This photo was taken the night Mom and Dad met. They saw each other across a crowded room, turned to their companions, and said, “That’s the one I’m going to marry.” One month later, they did marry, and they stayed married, devotedly, 55 years, until my mother’s death from cancer in 2020.
This story fascinated me, and I asked Mom to tell it again and again.
“How did you know?” I begged. If I understood the mechanism, I figured I could repeat it.
She simply smiled and said, “I just knew.” I accepted this. She was my mother. She and Dad still loved each other, so just knowing must be true, real thing.
The Gifts of Intuition
Belief in intuition – just knowing – turns out to be one of my parents’ greatest gifts to me. Because I believed in it, I looked for it. When I felt it, I allowed myself to be guided by it, then believed in it more. The strengthening spiral of looking, finding, trusting, acting, crediting, looking, finding, trusting, etc., has given me –
Clarity at key moments. It worked not just for recognizing my husband (you can read that story in “Recognizing Love”, but for recognizing vocations (“Calling” and “Weaving the Strands Together”), giving birth (“Learning to Birth”), and becoming a better parent (“Learning to Listen”).
Trust in myself. Because intuition has guided me so reliably, I trust myself to know what to do, when. I feel, as Martha Beck says, for what wants to happen. If I feel nothing, I know the thing isn’t ripe yet – the time is wrong, or I need more information.
Faith in my decisions. Last week I wrote about doubting your doubts instead of your goals when things get hard. Well, this week a goal got hard for me! I wondered, “Do I really want this?” The answer was a memory of the moment the goal was made: I just knew I wanted it. I felt a wave of peace, and my doubt melted away. I adjusted my expectations of what pursuing it would entail and carried on.
How to Just Know
None of this is to say I’m infallible – far from it. It’s that intuition is such a big part of how I know what to do, I wanted to share tips on how to recognize and befriend it.
Yes, befriend. Intuition is like a kid who wants to be your friend but is shy. Make the first move, softly, and keep encouraging.

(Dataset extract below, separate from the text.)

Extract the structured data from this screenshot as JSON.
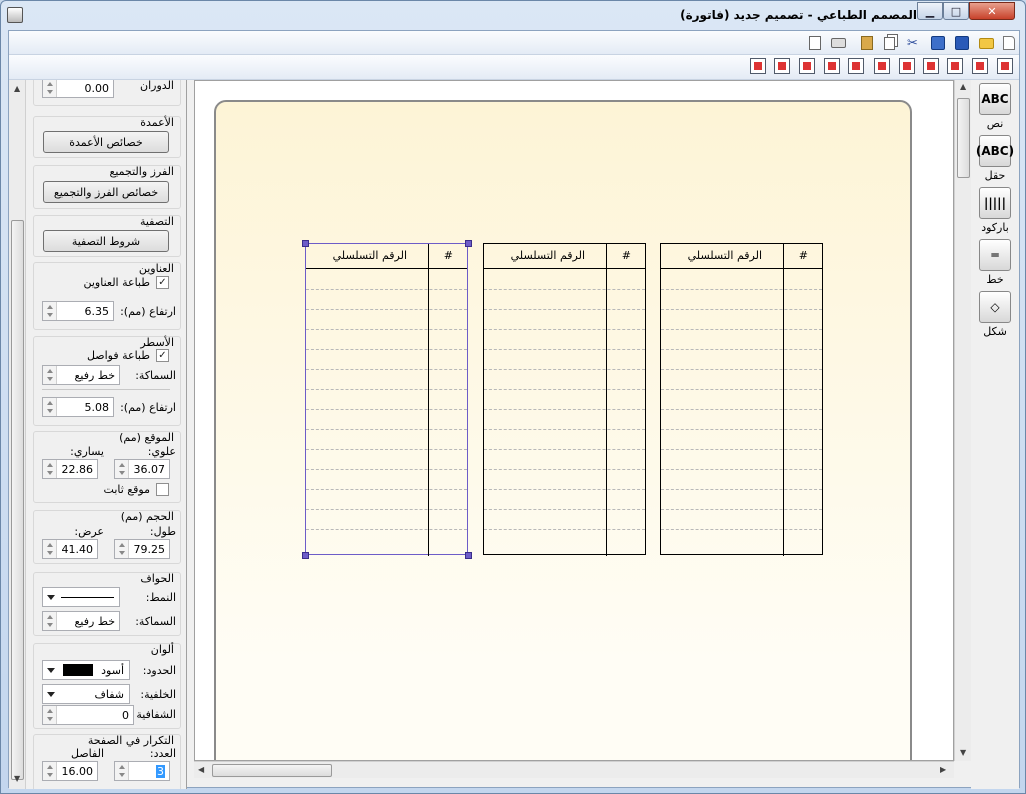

Please bring to mind something you would like clarity on, perhaps a goal you’re doubting or another kind of decision you’re mulling. Ask your question and –
- Intuition is quiet and gentle. It does not yell, so quiet yourself and listen. Its messages are kind, sometimes offered in words, like “Rest,” or, “Go for walk,” and sometimes in images, such as memories or visions.
- Intuition feels good in the body. Sometimes lightning bolt-good, sometimes warmer-good. Regardless of the intensity, it feels light, expansive, and grounded.
- Intuition provokes positive emotions. You will feel peace tinged with other positive emotions, sometimes subtle, like relief or contentment, and sometimes powerful, like joy, love, awe.
- Friendships grow with intention and attention. So, set an intention to develop your intuition and pay attention to it. Look for it. What you look for, you find. Take a chance and trust and act on its message, then notice the results and give intuition the credit. Crediting encourages you to keep looking, finding, trusting, acting, and crediting again in a strengthening spiral.
What is intuition exactly, and where does it come from? Honestly, I don’t know. But its gifts have been too clear and miraculous for me to doubt that, even when you don’t understand the mechanism, sometimes, you just know.